Ben Anderson is the street commissioner for the City of West Lafayette. He said problems with sensors have taken some of his trucks off the road. 

“At one point we had four main trucks that we use every day that were parked because I can’t get anything for them,” he said. “It’s become a full-time job just trying to track down stuff. You’re trying not to panic.”

That’s especially worrisome, Anderson said, because orders for new trucks have stalled.

“In April we were looking at 16, 17, 18 month lead times,” he said. “Today I can’t even order a truck. Can’t even order one. I cannot place an order for a chassis from any of the dealers that we work with.”

Anderson said for now his fleet can limp along - but he worries about the impact that chip shortages and broader supply chain issues will have down the road.

“People can relate to the toilet paper deal. ‘Oh my gosh, I’m going to run out of toilet paper so I’m going to go buy the store,’” he said. “People are doing that. I can’t get these parts, I can’t have my fleet be down, so I’m going to hoard.”

The problem isn’t just isolated to West Lafayette. 

Jeff Theising is the president of the Indiana Street Commissioners Association. He said during a meeting with members this week, it became clear other street commissioners were having similar problems.

“It’s pretty widespread,” he said. “It’s spread across the state, the way that it sounds.”

Theising said, for now, street commissioners can work around problems with their fleet. But that’s dependent on how long the supply shortage lasts.

“If it gets better by mid-2022 I think we’ll be all right. But nobody knows. If it goes longer than that we’re all going to have some problems,” he said. 

The Biden administration has forecast that a chip shortage is likely to persist at least until late 2022. 

Some experts, however, say industry shortages will ultimately resolve themselves.

Ananth Iyer is a professor of supply chain and operations management at Purdue University. 

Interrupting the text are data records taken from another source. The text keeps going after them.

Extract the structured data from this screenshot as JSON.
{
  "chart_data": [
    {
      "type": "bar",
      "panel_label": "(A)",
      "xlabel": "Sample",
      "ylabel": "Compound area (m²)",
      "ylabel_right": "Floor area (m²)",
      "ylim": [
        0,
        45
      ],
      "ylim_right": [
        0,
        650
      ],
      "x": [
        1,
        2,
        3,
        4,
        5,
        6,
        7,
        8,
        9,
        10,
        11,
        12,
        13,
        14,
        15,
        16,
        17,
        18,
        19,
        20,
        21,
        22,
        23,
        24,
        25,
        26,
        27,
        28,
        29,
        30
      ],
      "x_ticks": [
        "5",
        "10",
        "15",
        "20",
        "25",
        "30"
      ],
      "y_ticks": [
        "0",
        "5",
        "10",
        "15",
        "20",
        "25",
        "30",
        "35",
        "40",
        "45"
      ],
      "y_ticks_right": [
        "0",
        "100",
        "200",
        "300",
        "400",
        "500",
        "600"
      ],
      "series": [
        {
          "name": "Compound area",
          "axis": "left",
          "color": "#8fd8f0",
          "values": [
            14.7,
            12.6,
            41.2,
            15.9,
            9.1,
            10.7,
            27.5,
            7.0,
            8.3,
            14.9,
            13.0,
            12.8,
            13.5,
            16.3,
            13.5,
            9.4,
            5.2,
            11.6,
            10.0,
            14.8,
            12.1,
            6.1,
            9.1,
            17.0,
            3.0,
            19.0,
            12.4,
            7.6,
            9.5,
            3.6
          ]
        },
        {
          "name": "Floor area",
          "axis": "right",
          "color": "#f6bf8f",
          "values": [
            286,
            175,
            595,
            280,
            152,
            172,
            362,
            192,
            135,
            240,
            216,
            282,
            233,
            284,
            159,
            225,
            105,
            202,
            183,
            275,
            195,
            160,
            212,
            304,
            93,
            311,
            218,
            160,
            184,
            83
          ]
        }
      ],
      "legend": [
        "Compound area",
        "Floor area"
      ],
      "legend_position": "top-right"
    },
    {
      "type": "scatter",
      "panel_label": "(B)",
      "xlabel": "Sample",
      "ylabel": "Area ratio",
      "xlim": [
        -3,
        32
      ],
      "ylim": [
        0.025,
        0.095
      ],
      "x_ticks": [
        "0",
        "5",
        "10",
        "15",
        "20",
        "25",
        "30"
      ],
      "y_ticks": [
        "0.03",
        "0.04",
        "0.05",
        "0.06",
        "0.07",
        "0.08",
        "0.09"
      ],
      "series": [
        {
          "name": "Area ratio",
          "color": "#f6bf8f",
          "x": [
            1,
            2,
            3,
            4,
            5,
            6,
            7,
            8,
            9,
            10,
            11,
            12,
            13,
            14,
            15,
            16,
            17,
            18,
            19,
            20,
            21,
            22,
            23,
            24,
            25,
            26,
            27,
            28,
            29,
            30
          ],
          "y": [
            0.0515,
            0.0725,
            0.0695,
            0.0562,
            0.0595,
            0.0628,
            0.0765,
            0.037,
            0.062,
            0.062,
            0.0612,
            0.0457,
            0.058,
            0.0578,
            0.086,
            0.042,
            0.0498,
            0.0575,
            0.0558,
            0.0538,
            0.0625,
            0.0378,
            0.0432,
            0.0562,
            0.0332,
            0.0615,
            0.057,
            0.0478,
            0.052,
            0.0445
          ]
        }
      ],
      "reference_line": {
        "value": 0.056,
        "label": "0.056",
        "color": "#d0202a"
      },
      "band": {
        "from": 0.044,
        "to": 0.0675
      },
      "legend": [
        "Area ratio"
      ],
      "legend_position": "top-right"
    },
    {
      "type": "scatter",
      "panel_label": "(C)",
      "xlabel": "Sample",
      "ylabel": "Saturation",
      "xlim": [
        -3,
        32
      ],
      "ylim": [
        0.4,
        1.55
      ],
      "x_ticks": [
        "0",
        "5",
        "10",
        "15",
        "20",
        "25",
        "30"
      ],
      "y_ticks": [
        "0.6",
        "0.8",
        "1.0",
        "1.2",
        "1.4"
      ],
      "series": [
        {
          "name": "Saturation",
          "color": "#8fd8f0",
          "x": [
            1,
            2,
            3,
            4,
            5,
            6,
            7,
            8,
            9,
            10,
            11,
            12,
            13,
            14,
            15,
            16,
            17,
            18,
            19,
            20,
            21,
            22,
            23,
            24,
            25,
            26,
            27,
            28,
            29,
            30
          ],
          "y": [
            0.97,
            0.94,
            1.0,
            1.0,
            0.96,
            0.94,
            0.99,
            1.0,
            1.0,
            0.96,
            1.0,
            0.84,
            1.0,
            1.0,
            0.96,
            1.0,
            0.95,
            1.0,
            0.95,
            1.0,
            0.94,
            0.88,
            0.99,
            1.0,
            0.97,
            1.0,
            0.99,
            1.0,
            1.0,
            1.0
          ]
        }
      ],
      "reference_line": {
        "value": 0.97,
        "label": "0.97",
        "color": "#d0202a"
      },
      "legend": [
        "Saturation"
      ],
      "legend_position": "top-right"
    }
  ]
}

“I’m fully confident that this will all sort out,” he said. “It’s difficult to forecast how quickly. But I’m pretty confident with all of the brainpower invested in this problem it will get fixed sooner rather than later.”

Iyer said the chip supply problem originated from auto suppliers decreasing their orders from chip manufacturers during the pandemic. Chip manufacturers pivoted to creating chips specifically for consumer electronics - like phones and refrigerators. 

“The moment the auto companies realized people were coming back they waited too long, and that meant they faced a shortage in terms of supply,” he said. 

Iyer notes that another problem underlining the shortage is that automobiles run on an older generation of chips compared with most consumer electronics. And for the chip manufacturers that switched over to creating the new generation of chips during the pandemic, it is easier to keep doing that. 

“If you say all of my capacity is dedicated to this fast-growing market of smartphones and other things, now here is somebody who needs me to go back a generation or two, that takes too long -- I’m going to focus on the new thing,” he said. “It’s exactly the case that automakers want to be in sync with the current generation of chips so this problem they are facing would be much less of an issue.”

But, Iyer predicts, the shortage is likely just a blip. 

Ben Anderson in West Lafayette agrees - more or less. 

“It’s probably a blip,” he said. “It’s a giant freakin’ blip right now.”